Afghanistan Civil Aviation Authority

Postmark dated

11 August 1958

National emblem flanked with two wings.


The current emblem of Afghanistan has the inscription of the shahadah in Arabic at the top. Below it is the image of a mosque with a mihrab and minibar, or pulpit, within. Attached to the mosque are two flags, taken to stand for flags of Afghanistan. Beneath the mosque is an inscription that states the name of the nation. Around the mosque are sheaves of wheat, and underneath that, the Hijri Year 1298 (1919 in the Gregorian calendar), the year Afghanistan gained independence from the British influence.



Costa Rica – 31 October 1963.

Cover sent by ICAO’s Technical Assistance Mission on a service cover from the Dirección General de Aeronáutica Civil, with its emblem on the upper-right corner.



Viet Nam Civil Aviation Department.

Postmarks dated 26 October 1964 and 5 February 1974.

The emblem of this CAA was formed at that time by

crossed branches of the olive tree and three wings crossed in the centre to depict a letter V and a stretched letter N.

BUU-CHINH in Vietnamese means Administration de la poste.



Brymon Aviation

First Flight Cover

Plymouth -  Jersey

18 June 1972


Formed in 1969, the company was incorporated on 26 January 1970 as Brymon Aviation Limited, operating as Brymon Airways. Brymon Airways concentrated all flights on Plymouth Airport in November 1972 with Britten-Norman BN-2 Islander aircraft.


Zaire Civil Aviation Authority.

Postmark dated 1976.

The lion’s head, taken from the then coat of arms, is surrounded by two wings and crossed palm-tree branches.



Ghana Civil Aviation Authority.

Postmark dated

16 January 1997.

The centre part of the emblem shows a control tower. Above, there is a black five-pointed star (as in the coat of arms), symbol for the freedom of Africa.




Eritrea Civil Aviation Authority.

Postmark dated

9 July 1999.

National coat of arms flanked with two wings.

The coat of arms shows a dromedary surrounded by an olive wreath.



India – Bureau of Civil Aviation Security (BCAS) – 25th Anniversary.

Postmark dated

2 April 2012.

The BCAS was reorganized into an independent department on 1 April 1987 under the Ministry of Civil Aviation. The postage stamp was issued on 14 March 2012 to commemorate the 100th anniversary of Indian Civil Aviation (18 February 2011).
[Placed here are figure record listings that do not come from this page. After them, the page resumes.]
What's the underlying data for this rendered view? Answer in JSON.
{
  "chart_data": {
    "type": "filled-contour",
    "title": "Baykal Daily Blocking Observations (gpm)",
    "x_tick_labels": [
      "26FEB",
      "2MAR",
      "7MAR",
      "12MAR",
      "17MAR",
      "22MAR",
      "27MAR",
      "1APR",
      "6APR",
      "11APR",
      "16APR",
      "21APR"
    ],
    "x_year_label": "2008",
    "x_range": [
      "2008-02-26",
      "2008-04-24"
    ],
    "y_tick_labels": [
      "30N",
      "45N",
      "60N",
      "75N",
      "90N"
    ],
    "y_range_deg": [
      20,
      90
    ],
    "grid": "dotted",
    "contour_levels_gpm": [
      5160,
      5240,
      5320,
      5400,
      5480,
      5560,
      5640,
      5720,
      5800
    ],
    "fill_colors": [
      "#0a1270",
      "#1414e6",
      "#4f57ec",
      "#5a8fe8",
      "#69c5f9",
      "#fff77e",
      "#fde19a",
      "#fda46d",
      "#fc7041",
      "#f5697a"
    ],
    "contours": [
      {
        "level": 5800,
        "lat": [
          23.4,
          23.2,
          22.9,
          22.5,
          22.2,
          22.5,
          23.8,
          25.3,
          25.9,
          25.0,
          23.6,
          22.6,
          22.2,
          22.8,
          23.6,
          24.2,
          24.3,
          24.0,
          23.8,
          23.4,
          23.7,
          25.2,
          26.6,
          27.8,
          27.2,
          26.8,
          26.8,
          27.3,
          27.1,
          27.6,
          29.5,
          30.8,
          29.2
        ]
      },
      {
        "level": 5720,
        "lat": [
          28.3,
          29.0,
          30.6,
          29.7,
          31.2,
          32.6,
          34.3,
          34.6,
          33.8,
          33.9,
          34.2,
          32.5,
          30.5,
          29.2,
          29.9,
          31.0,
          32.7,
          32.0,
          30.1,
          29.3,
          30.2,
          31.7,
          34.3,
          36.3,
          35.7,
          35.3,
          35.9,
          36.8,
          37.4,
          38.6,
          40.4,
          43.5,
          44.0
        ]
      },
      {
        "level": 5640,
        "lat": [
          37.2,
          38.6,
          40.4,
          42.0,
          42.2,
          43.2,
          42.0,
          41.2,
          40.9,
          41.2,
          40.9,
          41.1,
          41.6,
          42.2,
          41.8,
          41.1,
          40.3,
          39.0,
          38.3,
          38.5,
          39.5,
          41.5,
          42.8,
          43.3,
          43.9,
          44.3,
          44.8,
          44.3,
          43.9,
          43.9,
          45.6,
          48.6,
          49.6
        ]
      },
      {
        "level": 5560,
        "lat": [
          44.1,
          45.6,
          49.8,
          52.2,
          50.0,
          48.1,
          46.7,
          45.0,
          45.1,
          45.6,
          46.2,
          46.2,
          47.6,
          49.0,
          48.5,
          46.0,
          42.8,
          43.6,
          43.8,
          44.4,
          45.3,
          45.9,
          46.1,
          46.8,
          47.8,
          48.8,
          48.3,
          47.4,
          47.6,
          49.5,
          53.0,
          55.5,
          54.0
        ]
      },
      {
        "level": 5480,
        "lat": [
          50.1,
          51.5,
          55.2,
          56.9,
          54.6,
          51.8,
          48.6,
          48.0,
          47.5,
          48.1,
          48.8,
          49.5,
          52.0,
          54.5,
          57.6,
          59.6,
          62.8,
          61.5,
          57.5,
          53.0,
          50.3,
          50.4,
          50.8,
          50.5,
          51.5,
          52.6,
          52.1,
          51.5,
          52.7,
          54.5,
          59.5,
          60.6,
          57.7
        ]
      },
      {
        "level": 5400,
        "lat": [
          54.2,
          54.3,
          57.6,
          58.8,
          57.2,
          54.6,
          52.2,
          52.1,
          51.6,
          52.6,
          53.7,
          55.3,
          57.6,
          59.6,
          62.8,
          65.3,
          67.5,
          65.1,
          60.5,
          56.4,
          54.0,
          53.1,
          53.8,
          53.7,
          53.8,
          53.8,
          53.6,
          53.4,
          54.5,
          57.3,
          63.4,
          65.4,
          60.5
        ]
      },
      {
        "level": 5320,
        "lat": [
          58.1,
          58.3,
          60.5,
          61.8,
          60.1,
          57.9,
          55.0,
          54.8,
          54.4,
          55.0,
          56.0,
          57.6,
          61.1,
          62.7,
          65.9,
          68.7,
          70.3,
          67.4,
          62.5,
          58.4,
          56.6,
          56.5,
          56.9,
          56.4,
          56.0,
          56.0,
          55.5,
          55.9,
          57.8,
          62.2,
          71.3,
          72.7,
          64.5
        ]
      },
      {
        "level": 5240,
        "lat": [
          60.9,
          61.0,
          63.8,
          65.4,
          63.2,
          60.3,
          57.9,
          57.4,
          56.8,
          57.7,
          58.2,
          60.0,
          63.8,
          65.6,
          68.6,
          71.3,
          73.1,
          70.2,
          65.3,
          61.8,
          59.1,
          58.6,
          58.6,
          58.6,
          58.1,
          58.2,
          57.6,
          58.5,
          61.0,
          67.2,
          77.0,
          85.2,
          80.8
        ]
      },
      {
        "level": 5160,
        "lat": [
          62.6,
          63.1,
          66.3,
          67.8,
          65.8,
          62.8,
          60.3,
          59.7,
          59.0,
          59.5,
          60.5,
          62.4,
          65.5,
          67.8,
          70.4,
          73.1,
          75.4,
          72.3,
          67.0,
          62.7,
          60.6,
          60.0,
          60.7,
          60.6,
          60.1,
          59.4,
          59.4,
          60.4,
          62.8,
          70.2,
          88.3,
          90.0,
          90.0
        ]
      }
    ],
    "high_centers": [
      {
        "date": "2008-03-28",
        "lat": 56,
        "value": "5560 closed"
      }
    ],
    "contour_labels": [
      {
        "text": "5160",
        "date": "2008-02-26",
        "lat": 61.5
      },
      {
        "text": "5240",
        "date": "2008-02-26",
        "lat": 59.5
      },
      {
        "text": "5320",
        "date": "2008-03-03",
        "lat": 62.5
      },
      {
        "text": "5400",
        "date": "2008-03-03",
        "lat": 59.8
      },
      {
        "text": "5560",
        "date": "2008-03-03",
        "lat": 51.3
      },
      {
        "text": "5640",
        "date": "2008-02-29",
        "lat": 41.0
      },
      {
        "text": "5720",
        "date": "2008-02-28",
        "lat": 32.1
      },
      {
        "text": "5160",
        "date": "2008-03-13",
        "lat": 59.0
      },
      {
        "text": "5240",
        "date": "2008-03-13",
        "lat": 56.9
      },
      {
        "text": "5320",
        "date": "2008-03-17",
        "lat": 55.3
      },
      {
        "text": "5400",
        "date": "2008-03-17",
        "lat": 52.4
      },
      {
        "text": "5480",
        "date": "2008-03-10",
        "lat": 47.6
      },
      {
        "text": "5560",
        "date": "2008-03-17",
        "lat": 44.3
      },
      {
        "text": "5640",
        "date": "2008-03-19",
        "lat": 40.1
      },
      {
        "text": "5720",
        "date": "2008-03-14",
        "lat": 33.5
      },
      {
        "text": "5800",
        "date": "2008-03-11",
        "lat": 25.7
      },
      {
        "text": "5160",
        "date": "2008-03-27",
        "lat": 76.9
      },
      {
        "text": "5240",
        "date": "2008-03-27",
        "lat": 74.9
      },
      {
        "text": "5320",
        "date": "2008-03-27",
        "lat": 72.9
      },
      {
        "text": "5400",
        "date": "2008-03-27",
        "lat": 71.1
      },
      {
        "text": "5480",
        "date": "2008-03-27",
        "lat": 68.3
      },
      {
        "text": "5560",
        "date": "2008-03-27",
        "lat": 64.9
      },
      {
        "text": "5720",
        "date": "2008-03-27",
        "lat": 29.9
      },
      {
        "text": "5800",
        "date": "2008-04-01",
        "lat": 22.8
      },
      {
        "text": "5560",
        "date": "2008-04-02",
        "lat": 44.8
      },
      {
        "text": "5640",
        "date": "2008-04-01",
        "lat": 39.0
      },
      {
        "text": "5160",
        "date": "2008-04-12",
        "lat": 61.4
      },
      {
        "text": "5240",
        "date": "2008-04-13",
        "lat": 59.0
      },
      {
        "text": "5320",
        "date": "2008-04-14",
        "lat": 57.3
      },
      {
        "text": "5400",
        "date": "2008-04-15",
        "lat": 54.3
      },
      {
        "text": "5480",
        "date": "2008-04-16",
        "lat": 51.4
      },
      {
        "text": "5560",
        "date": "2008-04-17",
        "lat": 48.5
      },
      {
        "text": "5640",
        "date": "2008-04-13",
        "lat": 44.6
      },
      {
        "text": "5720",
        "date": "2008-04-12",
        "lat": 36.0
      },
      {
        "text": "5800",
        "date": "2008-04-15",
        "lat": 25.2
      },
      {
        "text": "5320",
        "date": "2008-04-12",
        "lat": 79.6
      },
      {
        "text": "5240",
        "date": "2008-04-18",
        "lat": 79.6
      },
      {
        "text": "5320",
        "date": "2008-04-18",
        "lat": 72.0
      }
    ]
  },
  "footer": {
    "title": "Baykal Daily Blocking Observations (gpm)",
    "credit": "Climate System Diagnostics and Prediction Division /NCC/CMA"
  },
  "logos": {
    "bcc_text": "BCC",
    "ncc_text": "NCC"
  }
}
The BCAS emblem is built around the one of ICAO: three concentric circles with the map of India, three layers of wings on each side with the colours of the national flag of India: saffron (top), white (middle), and green (bottom).



20 September 2021

100th Anniversary of Estonian Civil Aviation.

See Footnote 1.















Some emblems of Civil Aviation Authorities or Administrations, which show the wings and the wreath of crossed con­ventional branches of an olive tree.





Congo - Democratic Republic of


Dominican Republic


Interstate Aviation Committee






Sierra Leone



Sri Lanka




South African Safety Organization













Footnote 1: The Estonian Civil Aviation Administration is the civil aviation authority of Estonia, working in the jurisdiction of the Ministry of Economic Affairs and Communications and exercising civil aviation state inspection and supervising over the implementation of national laws and regulations. The Estonian Civil Aviation Administration was merged into the Transport Administration on 1 January 2021.The Civil Aviation Authority has the highest competence in the organization and supervision of aviation safety in Estonia.